I think that the reason for the objections to quoted-printable is that it
tries to do too much.
Specifically, q-p tries to deal with the data munging problem as well as the
8-bit problem.
A correct q-p implementation will indeed deal with the data munging problem,
although you have to do extra things such as apply quoting to any line that
begins with ``From '' to work around the cretinism in Unix mbox format.
However, here are you are starting to see where q-p goes overboard.
Some editors by their nature leave trailing whitespace at the end of lines.
That comes out in q-p as lots of =20 sequences, none of which are of any
interest to either the sender or the recipient.
I am starting to think that what we need to do is define a new transfer
encoding that seeks only to get 8-bit characters through while keeping the
data readable, but does not attempt to deal with octet preservation the way
q-p does.
My proposal is for something like this:
Content-Transfer-Encoding 8IN7
The 8IN7 transfer encoding provides a way of indicating 8-bit
characters in a 7-bit stream in a readable fashion. It does
not attempt to preserve the precise octets of the original
stream; for this see the QUOTED-PRINTABLE and BASE64 encodings.
Two characters in 8IN7 encoding are special. The backslash (\)

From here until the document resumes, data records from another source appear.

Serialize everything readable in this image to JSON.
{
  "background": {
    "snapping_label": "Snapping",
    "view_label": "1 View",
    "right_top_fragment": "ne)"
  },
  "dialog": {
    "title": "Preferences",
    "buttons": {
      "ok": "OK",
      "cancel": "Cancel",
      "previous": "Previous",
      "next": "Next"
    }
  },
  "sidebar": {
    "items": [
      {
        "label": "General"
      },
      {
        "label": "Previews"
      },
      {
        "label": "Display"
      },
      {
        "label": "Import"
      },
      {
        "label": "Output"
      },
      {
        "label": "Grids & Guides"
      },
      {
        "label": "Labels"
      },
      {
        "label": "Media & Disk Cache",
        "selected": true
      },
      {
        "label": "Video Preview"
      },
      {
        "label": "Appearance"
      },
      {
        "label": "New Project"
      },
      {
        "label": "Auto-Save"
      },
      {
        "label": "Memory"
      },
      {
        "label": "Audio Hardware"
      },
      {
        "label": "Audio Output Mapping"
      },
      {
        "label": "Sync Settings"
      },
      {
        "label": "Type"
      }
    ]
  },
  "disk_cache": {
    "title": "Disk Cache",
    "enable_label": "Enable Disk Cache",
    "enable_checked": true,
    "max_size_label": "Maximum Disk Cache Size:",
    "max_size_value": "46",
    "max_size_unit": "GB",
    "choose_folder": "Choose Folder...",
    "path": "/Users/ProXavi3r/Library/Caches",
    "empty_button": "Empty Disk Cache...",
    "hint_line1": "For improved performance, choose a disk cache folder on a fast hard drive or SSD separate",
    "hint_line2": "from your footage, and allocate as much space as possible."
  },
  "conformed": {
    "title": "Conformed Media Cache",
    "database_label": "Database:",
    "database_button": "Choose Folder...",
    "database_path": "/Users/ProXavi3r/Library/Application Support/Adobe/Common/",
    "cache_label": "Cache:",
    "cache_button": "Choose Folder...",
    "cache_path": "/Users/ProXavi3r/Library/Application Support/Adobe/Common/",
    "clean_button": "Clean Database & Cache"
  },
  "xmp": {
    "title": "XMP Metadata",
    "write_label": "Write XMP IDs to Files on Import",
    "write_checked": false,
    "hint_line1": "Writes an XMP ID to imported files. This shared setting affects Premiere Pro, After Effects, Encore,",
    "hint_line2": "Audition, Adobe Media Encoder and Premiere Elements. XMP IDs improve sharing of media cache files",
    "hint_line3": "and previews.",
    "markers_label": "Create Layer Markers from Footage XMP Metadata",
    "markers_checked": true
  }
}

character quotes the next character, which may be either another
backslash (\) or a tilde (~); no other character is valid. The
\\ sequence results in a single backslash, and the \~ sequence
results in a single tilde in the destination stream.
The tilde (~) character applies the high order (0x80) bit to the
next character. For example, the sequence ~A (0x7e 0x41)
results in a capital accented A (0xc1).